Aucune administration municipale ne peut, à elle seule, résoudre tout cela. C’est un travail de longue haleine qui exige la participation de tous les ordres de gouvernement, en plus des milieux communautaire et commercial. Et surtout, il faut de la patience, même si elle commence à manquer.

Aujourd’hui ce sont les commerçants du Village qui s’expriment, mais d’ici la fin de l’été, on pourrait bien entendre ceux du centre-ville, de Milton-Parc ou de Villeray. L’itinérance est plus visible que jamais dans la métropole et les problèmes ne font que commencer.

Ce que vit Montréal, toutes les grandes villes nord-américaines l’ont vécu et le vivent encore.

De Toronto à Vancouver en passant par Portland et New York, plusieurs approches ont été tentées au fil des ans pour pacifier les relations entre les différentes populations qui fréquentent un quartier : ajout de présence policière dans les rues, embauche d’agents de sécurité aux abords des terrasses des restaurants, distribution de nourriture aux personnes itinérantes. Les résultats ont été, au mieux, mitigés.

La seule approche qui semble donner des résultats probants et à long terme est celle qui consiste à fournir un toit à ceux qui n’en ont pas. Les effets positifs d’une stratégie d’habitation accompagnée de services sociaux ciblés sont bien réels et ils sont documentés.

Montréal aura beau inventer toutes les stratégies du monde, sans la participation de Québec et d’Ottawa pour intervenir sur le terrain en habitation, en santé et en services sociaux, on n’en sortira pas.

Dans une allocution devant la Chambre de commerce en mai dernier, le ministre responsable de la Métropole, Pierre Fitzgibbon, s’est engagé à redonner au Quartier latin ses lettres de noblesse, déclarant qu’il en faisait une affaire personnelle.

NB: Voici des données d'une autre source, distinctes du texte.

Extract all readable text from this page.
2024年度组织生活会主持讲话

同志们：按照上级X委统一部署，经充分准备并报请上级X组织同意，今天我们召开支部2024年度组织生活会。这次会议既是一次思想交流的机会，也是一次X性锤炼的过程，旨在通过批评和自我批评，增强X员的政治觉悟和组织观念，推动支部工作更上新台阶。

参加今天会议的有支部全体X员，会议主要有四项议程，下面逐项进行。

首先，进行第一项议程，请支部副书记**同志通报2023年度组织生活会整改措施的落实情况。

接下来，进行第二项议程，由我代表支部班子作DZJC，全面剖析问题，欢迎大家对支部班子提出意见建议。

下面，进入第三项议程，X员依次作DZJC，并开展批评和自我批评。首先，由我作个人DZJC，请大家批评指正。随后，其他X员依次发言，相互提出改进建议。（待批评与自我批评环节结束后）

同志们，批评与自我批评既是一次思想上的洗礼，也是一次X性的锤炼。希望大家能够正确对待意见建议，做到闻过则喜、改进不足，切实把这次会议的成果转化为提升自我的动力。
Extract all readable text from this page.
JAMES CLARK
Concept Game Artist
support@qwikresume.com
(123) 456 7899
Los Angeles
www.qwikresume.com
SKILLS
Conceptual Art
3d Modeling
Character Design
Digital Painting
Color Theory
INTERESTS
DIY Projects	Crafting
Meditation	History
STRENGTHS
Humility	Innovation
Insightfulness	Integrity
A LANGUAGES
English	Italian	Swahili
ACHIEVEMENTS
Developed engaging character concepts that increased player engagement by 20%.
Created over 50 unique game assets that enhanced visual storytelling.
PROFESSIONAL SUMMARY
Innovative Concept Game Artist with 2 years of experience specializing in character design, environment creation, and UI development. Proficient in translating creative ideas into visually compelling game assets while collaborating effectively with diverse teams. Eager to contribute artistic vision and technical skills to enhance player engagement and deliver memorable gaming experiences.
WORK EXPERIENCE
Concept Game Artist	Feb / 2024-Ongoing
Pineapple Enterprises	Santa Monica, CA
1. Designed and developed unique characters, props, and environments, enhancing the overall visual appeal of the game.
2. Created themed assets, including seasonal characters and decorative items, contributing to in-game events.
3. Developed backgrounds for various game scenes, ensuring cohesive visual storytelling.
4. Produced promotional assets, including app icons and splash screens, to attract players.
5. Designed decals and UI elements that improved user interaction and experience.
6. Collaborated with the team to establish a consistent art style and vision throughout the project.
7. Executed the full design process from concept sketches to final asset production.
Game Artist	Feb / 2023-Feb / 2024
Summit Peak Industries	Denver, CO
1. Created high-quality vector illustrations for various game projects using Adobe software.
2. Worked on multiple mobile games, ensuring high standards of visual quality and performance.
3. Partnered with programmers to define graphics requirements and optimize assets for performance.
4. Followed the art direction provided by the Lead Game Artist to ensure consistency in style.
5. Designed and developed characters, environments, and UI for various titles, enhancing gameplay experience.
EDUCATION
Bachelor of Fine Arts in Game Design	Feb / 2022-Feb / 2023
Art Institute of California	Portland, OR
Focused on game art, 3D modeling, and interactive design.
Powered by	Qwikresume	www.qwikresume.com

Mais il n’y a pas de frontière invisible le long de la rue Saint-Hubert. Les problèmes du Village et ceux du Quartier latin sont semblables à plusieurs égards. Espérons donc que M. Fitzgibbon ouvre son cœur et englobe le Village dans ses préoccupations. Espérons aussi qu’il milite auprès de ses collègues pour inonder d’amour et de soutien la rue Sainte-Catherine, entre le boulevard Saint-Laurent et l’avenue Papineau.

Les miracles n’existent pas, mais ce serait bien de célébrer quelques petites victoires l’été prochain.